Among the many issues I have with the movie is casting Jack Nicholson in the lead role. Because of his performances in One Flew Over the Cuckoo's Nest and Chinatown (the former which I also liked the book better than the movie but the latter I actually liked), already gave Nicholson the reputation of playing off-the-wall crazy potentially dangerous characters, a reputation that grew in films like Witches of Eastwick, Batman, and As Good As It Gets. The second he walks into his interview with the Hotel manager, Ullman, he is barely restraining rage. (While in the book, he doesn't like Ullman but keeps his thoughts to himself because hey he needs this job.) The conflict that Jack goes through is that he wants to be a good husband and father but can't resist his addictions and urges. Nicholson's performance seems to have no such conflict. He is bullying and domineering all the way through. They are barely in the Overlook before Nicholson's Jack is practically measuring his family for cemetery plots. With his hammy bombastic performance, a gripping book about a troubled family of three becomes the Jack Nicholson Show.
Make that the Stanley Kubrick/Jack Nicholson Show. Another issue in acting that I have is Shelley Duvall's portrayal of Wendy but less because of her but because of what Kubrick put her through to get that performance. The book version is strong in her own right and though she realizes that she is in an abusive marriage that she can't get out of, she is active and willing to challenge Jack both physically and verbally. Just as Jack is dangerous from the beginning in the movie, Wendy is passive and emotional as well. While Duvall depicts a woman in an abusive marriage, the book version reveals that it isn't the whole story that Jack recognizes the monster in himself and wants to repress it and Wendy alternates with loving and hating Jack for his actions. Plus much of Wendy's motives for staying in the marriage such as having to face her equally abusive mother are removed making Duvall's decision to remain with Jack almost a masochistic one.
Unfortunately, much of Duvall's fragility and emotional performance was not by choice but by the abuse given to her by Kubrick. According to many accounts, Kubrick put Duvall through untold physical and psychological stress that caused her hair to fall out and her body to become dehydrated from the tears she cried. He also re-shot the scene where she swings a baseball bat at Nicholson over 100 times with the intent of making her disoriented. Why is it that in most jobs if a boss acts like a total jackass to his employees, he is held accountable for it and would be rightly unemployed and charged for it? But when a director like Kubrick and Alfred Hitchcock abuses his female actresses to get a “performance” out of them, he is hailed as a legend and is considered above criticism for his behavior?
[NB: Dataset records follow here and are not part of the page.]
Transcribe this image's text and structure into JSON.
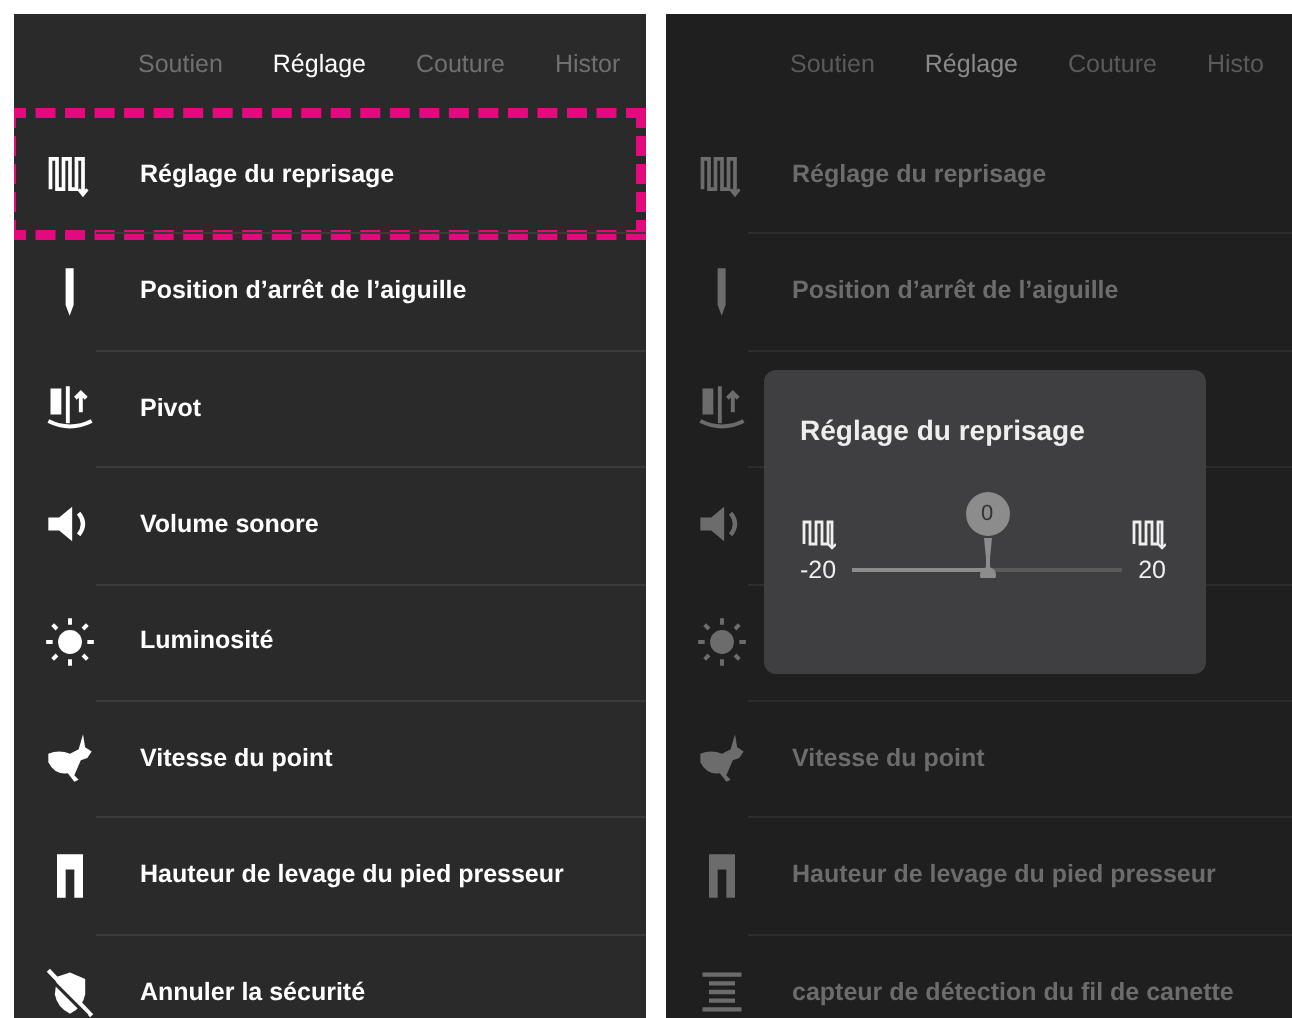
{
  "screens": [
    {
      "dimmed": false,
      "tabs": [
        {
          "label": "Soutien",
          "selected": false
        },
        {
          "label": "Réglage",
          "selected": true
        },
        {
          "label": "Couture",
          "selected": false
        },
        {
          "label": "Histor",
          "selected": false
        }
      ],
      "items": [
        {
          "kind": "darning",
          "label": "Réglage du reprisage",
          "highlighted": true
        },
        {
          "kind": "needle",
          "label": "Position d’arrêt de l’aiguille",
          "highlighted": false
        },
        {
          "kind": "pivot",
          "label": "Pivot",
          "highlighted": false
        },
        {
          "kind": "volume",
          "label": "Volume sonore",
          "highlighted": false
        },
        {
          "kind": "brightness",
          "label": "Luminosité",
          "highlighted": false
        },
        {
          "kind": "speed",
          "label": "Vitesse du point",
          "highlighted": false
        },
        {
          "kind": "foot",
          "label": "Hauteur de levage du pied presseur",
          "highlighted": false
        },
        {
          "kind": "safety",
          "label": "Annuler la sécurité",
          "highlighted": false
        }
      ]
    },
    {
      "dimmed": true,
      "tabs": [
        {
          "label": "Soutien",
          "selected": false
        },
        {
          "label": "Réglage",
          "selected": true
        },
        {
          "label": "Couture",
          "selected": false
        },
        {
          "label": "Histo",
          "selected": false
        }
      ],
      "items": [
        {
          "kind": "darning",
          "label": "Réglage du reprisage"
        },
        {
          "kind": "needle",
          "label": "Position d’arrêt de l’aiguille"
        },
        {
          "kind": "pivot"
        },
        {
          "kind": "volume"
        },
        {
          "kind": "brightness"
        },
        {
          "kind": "speed",
          "label": "Vitesse du point"
        },
        {
          "kind": "foot",
          "label": "Hauteur de levage du pied presseur"
        },
        {
          "kind": "bobbin",
          "label": "capteur de détection du fil de canette"
        }
      ],
      "dialog": {
        "title": "Réglage du reprisage",
        "min_label": "-20",
        "max_label": "20",
        "value": "0",
        "level": 0.5
      }
    }
  ]
}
People like Shelley Duvall are actors, they act. That's what they do. A director doesn't have to resort to such theatrics. If they want a performance, the actor will give it. If not, they should get another one.
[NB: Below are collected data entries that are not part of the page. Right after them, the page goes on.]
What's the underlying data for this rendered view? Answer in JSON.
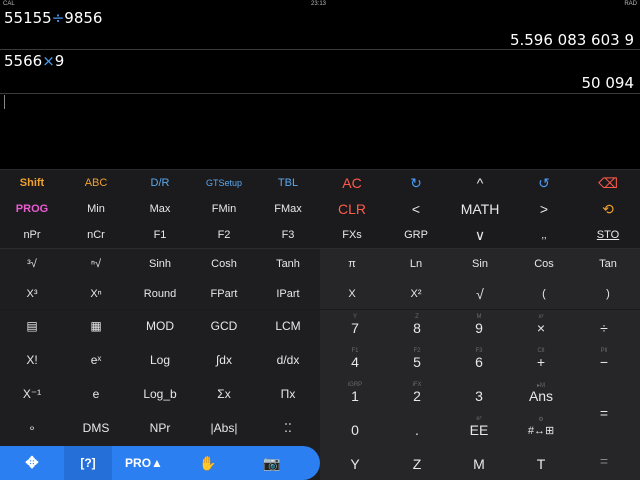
{
  "status": {
    "left": "CAL",
    "time": "23:13",
    "right": "RAD"
  },
  "history": [
    {
      "a": "55155",
      "op": "÷",
      "b": "9856",
      "result": "5.596 083 603 9"
    },
    {
      "a": "5566",
      "op": "×",
      "b": "9",
      "result": "50 094"
    }
  ],
  "row1": [
    "Shift",
    "ABC",
    "D/R",
    "GTSetup",
    "TBL",
    "AC",
    "↻",
    "^",
    "↺",
    "⌫"
  ],
  "row2": [
    "PROG",
    "Min",
    "Max",
    "FMin",
    "FMax",
    "CLR",
    "<",
    "MATH",
    ">",
    "⟲"
  ],
  "row3": [
    "nPr",
    "nCr",
    "F1",
    "F2",
    "F3",
    "FXs",
    "GRP",
    "∨",
    "‚‚",
    "STO"
  ],
  "row4": [
    "³√",
    "ⁿ√",
    "Sinh",
    "Cosh",
    "Tanh",
    "π",
    "Ln",
    "Sin",
    "Cos",
    "Tan"
  ],
  "row5": [
    "X³",
    "Xⁿ",
    "Round",
    "FPart",
    "IPart",
    "X",
    "X²",
    "√",
    "(",
    ")"
  ],
  "left_grid": [
    [
      "▤",
      "▦",
      "MOD",
      "GCD",
      "LCM"
    ],
    [
      "X!",
      "eˣ",
      "Log",
      "∫dx",
      "d/dx"
    ],
    [
      "X⁻¹",
      "e",
      "Log_b",
      "Σx",
      "Πx"
    ],
    [
      "∘",
      "DMS",
      "NPr",
      "|Abs|",
      "⁚⁚"
    ]
  ],
  "right_grid": [
    [
      {
        "s": "Y",
        "k": "7"
      },
      {
        "s": "Z",
        "k": "8"
      },
      {
        "s": "M",
        "k": "9"
      },
      {
        "s": "xʸ",
        "k": "×"
      },
      {
        "s": "",
        "k": "÷"
      }
    ],
    [
      {
        "s": "F1",
        "k": "4"
      },
      {
        "s": "F2",
        "k": "5"
      },
      {
        "s": "F3",
        "k": "6"
      },
      {
        "s": "Cll",
        "k": "+"
      },
      {
        "s": "Pll",
        "k": "−"
      }
    ],
    [
      {
        "s": "iGRP",
        "k": "1"
      },
      {
        "s": "iFX",
        "k": "2"
      },
      {
        "s": "",
        "k": "3"
      },
      {
        "s": "▸M",
        "k": "Ans"
      },
      {
        "s": "",
        "k": "="
      }
    ],
    [
      {
        "s": "",
        "k": "0"
      },
      {
        "s": "",
        "k": "."
      },
      {
        "s": "eˣ",
        "k": "EE"
      },
      {
        "s": "⚙",
        "k": "#↔⊞"
      },
      {
        "s": "",
        "k": ""
      }
    ]
  ],
  "bottom_row": [
    "Y",
    "Z",
    "M",
    "T",
    "="
  ],
  "toolbar": {
    "move": "✥",
    "help": "[?]",
    "pro": "PRO▲",
    "hand": "✋",
    "camera": "📷"
  },
  "colors": {
    "shift": "#f0a030",
    "abc": "#f0a030",
    "dr": "#5aa8f0",
    "gtsetup": "#5aa8f0",
    "tbl": "#5aa8f0",
    "prog": "#e85cd0",
    "ac": "#ff5a4a",
    "clr": "#ff5a4a",
    "blue": "#4a9cf5",
    "toolbar": "#2b7ff0"
  }
}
There are other issues with the book-to-movie transition. The movie version of Tony is a creepy character that moves inside Danny's finger and may be an evil conscience making him do bad things. The book version is more explainable and is connected to Danny's shining ability. It is a mental depiction of his older self (We later learn Danny's full name is Daniel Anthony Torrance) that is trying to protect Danny and see him through the troubles he is going through. Even the Overlook ghosts are given more depth. The woman in the bathtub? She was a woman who was in a relationship with the former manager and committed suicide. The tuxedoed man having sex with a man in a dog suit? They were the manager and a male lover in a dominant/submissive relationship. The hedge animals? They are manifestations of the Hotel's ghosts and Grady and Jack's anger. Without the book's context, the film just turns them into set pieces for Kubrick to show off his directing ability. (Though I do miss the Grady Sisters. They aren't in the book at all, though their father is.)
Also the movie destroys the ending where Jack's humanity remains long enough to get Wendy, Danny, and Halloran (who receives a telepathic .message from Danny to save him. In the book, he survives to become Danny's teacher but the movie makes his subplot pointless by killing him off.) to safety. Since we already know from the get-go Movie Jack has no redeemable qualities whatsoever he freezes to death outside the Overlook becoming one of its ghostly inhabitants. So what made him a subtle nuanced character slowly succumbing to madness, instead turns him into a loud obnoxious manic character who has no depth at all.
The Shining is among King’s best books. (My favorite is still Carrie), but the movie is a visually impressive film with little depth. It took what was good about the book and minimized it. The worst part is that it receives praise for doing so.